Stop prestige system

SEA SUCCESS: High Court judge Frank Seepersad with his wife Camille and their daughter Amanda, who yesterday passed for Naparima Girls’ High School. PHOTO BY AZARD ALI
SEA SUCCESS: High Court judge Frank Seepersad with his wife Camille and their daughter Amanda, who yesterday passed for Naparima Girls’ High School. PHOTO BY AZARD ALI

A HIGH Court judge, though proud of his daughter’s passing for the prestigious Naparima Girls’ High School, yesterday publicly condemned the annual pressure placed on thousands of children to pass for so-called prestige schools.

“Our children should not have to compete for a school spot,” Justice Frank Seepersad told reporters outside Renaissance Preparatory School in San Fernando, adding that the Secondary Entrance Assessment (SEA) examination should be revised.

The judge said he longs for the day when children would not believe that they have “failed” in the eyes of society because they have not passed for their first choice of a prestige school.

Seepersad’s daughter Amanda, 11, passed for her first choice and will attend Naparima Girls’ High School. With his wife, Camille, he accompanied their daughter to the school on the corner of Gordon and Lewis Streets yesterday morning to collect her SEA result. When they emerged, members of the media congratulated the judge on his daughter’s success and asked him for a general comment on his experience as the parent of a primary school child.

“Having gone through this experience as a parent, I am resolute in my view that this examination should be urgently revised.

“Whilst I’m thrilled that my daughter will attend Naparima Girls ‘ (considered to be one of the most prestigious girls school in the country), there are approximately 1,000 prestige-school places,” Seepersad said.

The judge said the continued propagation of the concept of prestige school sends a message each year to many of the approximately 18,000 SEA students that they have effectively “failed” in this, the first major scholastic exam of their young lives if they do not pass for their first choice.

Seepersad, who is known for his outspokenness on national issues through his judgements in the High Court, called on the powers that be to remember the tears of sadness of some primary school children on getting their SEA results, “and their feeling of hopelessness.”

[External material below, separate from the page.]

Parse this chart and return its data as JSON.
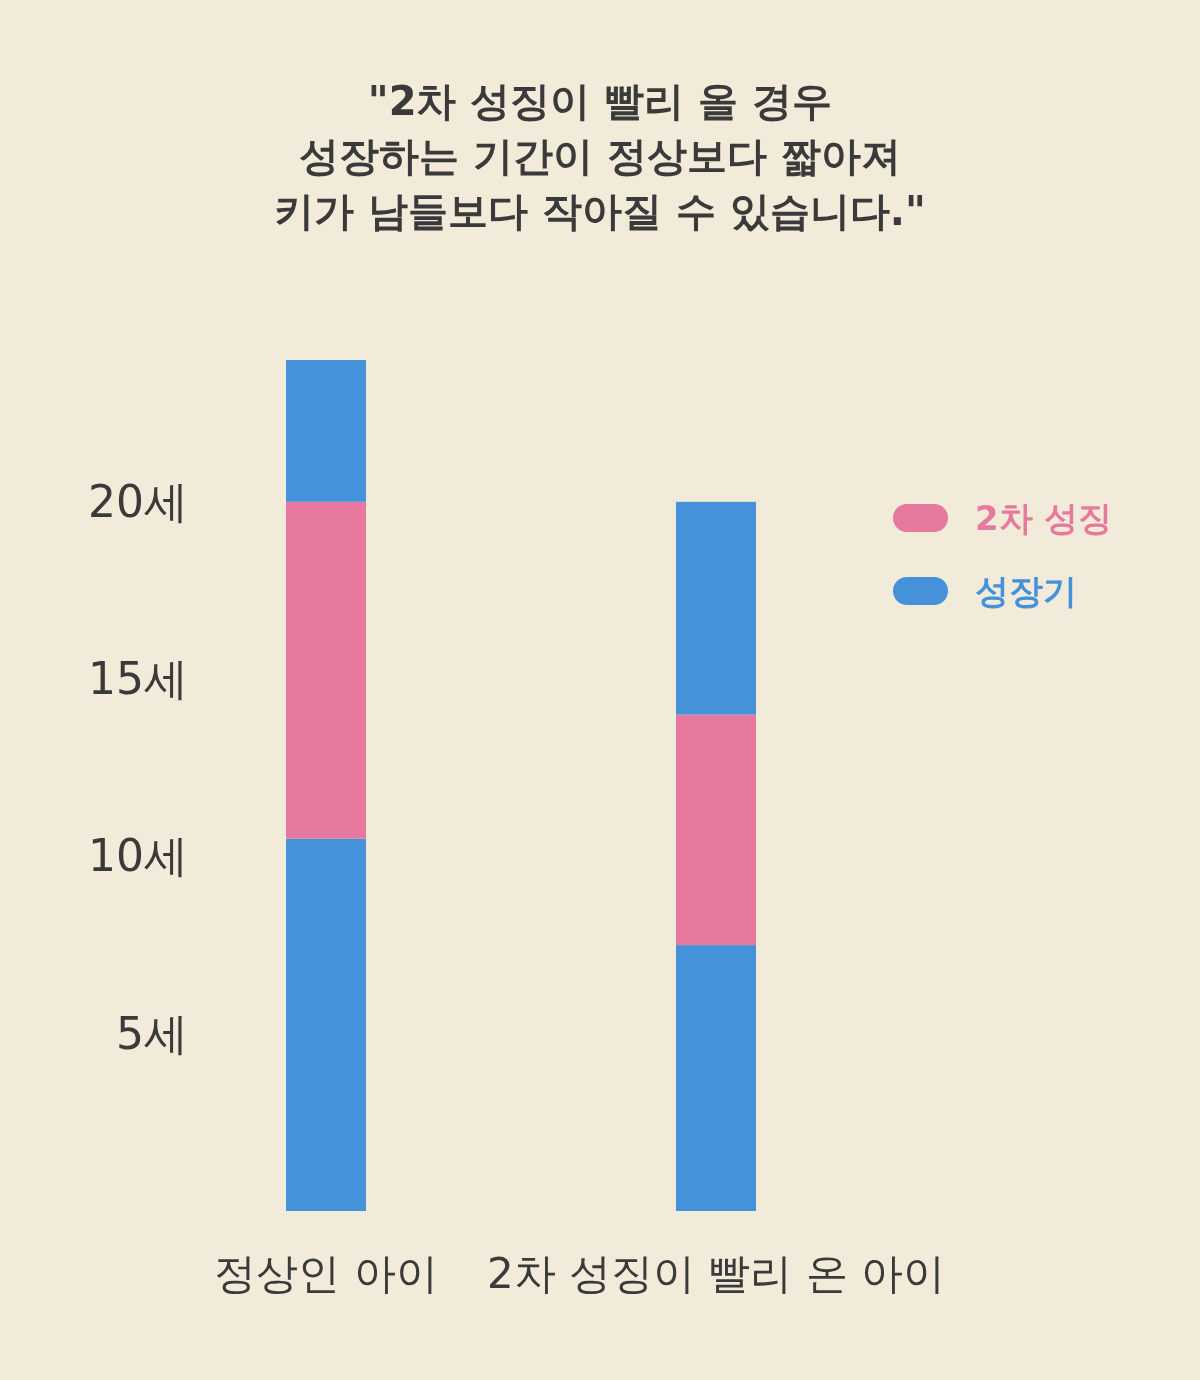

“That should serve as the catalyst to reform the (education) system, taking a cue from the recent comments from a Singapore minister, that education is not a competition.”

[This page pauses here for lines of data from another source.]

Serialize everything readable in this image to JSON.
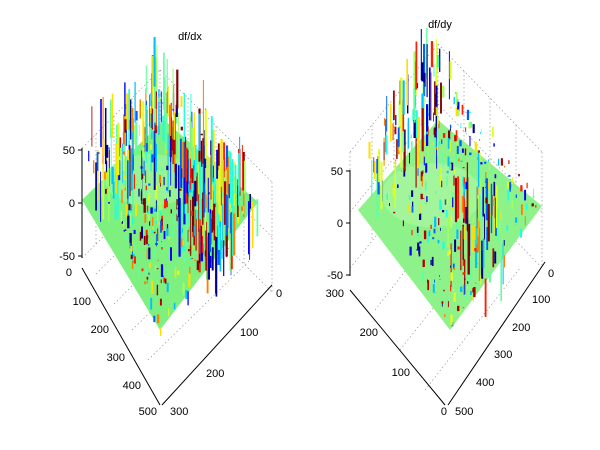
{
  "chart_data": [
    {
      "type": "surface",
      "title": "df/dx",
      "zlim": [
        -50,
        50
      ],
      "z_ticks": [
        "50",
        "0",
        "-50"
      ],
      "y_ticks": [
        "0",
        "100",
        "200",
        "300",
        "400",
        "500"
      ],
      "x_ticks": [
        "0",
        "100",
        "200",
        "300"
      ],
      "grid": true,
      "colormap": "jet"
    },
    {
      "type": "surface",
      "title": "df/dy",
      "zlim": [
        -50,
        50
      ],
      "z_ticks": [
        "50",
        "0",
        "-50"
      ],
      "x_ticks": [
        "300",
        "200",
        "100",
        "0"
      ],
      "y_ticks": [
        "0",
        "100",
        "200",
        "300",
        "400",
        "500"
      ],
      "grid": true,
      "colormap": "jet"
    }
  ]
}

“Our children should not have to compete for a secondary school spot.

“They have been drilled into the art of mastering the art of certification and not getting a holistic education which equips them to meet the demands of a fast-evolving, technology-defined world, nor are we instilling in them a sense of citizenship.”

San Fernando attorney Anand Misir, though his daughter also passed for Naparima Girls’, shared Seepersad’s view.

“The results are indicative of an exam in which the ministry (of Education) has to be saddled with how to deal with children’s reaction to their results, which is an acknowledgment of the failure to properly implement a change.”